Silicon Valley’s Typhoid Marys
from May/June 2003
Remember all the stories about the twenty- and thirtysomething M.B.A.’s piling out of investment banks, consulting firms, and Fortune 500 corporations to go to work for technology companies and Internet start-ups in Silicon Valley? They were certainly among the best and brightest of their generation, and today many of them are older, wiser—and underemployed. Might some of these tech wunderkinds be able to bring valuable skills to corporations as independent directors?

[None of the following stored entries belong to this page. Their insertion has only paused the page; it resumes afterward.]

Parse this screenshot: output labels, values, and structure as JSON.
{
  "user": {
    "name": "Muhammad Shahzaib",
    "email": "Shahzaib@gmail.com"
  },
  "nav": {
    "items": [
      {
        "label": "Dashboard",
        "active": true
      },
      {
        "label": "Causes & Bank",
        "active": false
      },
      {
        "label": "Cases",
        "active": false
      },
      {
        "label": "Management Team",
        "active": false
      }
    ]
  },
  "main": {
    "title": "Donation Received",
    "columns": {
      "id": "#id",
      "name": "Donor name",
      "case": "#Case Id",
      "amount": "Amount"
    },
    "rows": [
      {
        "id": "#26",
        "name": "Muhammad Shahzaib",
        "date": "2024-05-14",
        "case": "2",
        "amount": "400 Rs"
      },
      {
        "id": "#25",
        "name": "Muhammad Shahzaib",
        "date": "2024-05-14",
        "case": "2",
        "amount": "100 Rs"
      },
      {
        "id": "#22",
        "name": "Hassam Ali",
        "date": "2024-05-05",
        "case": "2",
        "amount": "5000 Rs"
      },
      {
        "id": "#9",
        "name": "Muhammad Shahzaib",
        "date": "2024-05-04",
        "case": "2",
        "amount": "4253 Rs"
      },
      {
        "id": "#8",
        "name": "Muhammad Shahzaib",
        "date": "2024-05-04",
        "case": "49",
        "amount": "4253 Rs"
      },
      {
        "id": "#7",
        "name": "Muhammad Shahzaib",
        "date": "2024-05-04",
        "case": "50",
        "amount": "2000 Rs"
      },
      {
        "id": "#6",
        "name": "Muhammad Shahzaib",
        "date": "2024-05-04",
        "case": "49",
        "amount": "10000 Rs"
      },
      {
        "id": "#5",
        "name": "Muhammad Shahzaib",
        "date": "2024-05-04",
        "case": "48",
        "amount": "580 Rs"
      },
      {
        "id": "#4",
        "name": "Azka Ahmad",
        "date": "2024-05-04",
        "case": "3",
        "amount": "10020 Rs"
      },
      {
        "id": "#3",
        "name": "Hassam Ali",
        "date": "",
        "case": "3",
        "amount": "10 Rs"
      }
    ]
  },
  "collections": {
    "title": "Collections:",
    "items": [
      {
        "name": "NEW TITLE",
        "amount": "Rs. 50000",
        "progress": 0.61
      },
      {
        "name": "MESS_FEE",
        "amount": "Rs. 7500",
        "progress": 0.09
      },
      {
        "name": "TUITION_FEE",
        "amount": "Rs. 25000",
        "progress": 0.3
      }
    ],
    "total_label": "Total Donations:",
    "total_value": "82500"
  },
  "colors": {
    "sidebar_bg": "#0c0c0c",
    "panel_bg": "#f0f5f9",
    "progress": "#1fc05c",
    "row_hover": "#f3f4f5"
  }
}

Corporate America thinks not. Says one senior headhunter: “There’s no interest in them. I think it’s that the whole dot-com thing came and went so fast, and everyone in Silicon Valley seemed to be saying, ‘We’re different; we don’t need to follow the rules.’ People in traditional companies don’t like that, especially today, when it’s so clear that you do need to follow rules.” Another recruiter notes that “there are no boards actively looking for 32-year-old directors.” Companies that feel they need tech expertise on their boards are looking elsewhere, headhunters say, mostly in the ranks of chief technology officers at big companies.
The aversion may be mutual. Even the tech whizzes who are working—and thus probably marginally more attractive as board members—have jobs at smaller, privately held outfits and are turned off by the image of old-line enterprises. “I don’t know anyone who’d do it,” says a partner at a Silicon Valley venture capital firm, “and I would have a hard time understanding why people from our world would be interested.”
Sounds like the essence of a great deal. Everybody ends up happy.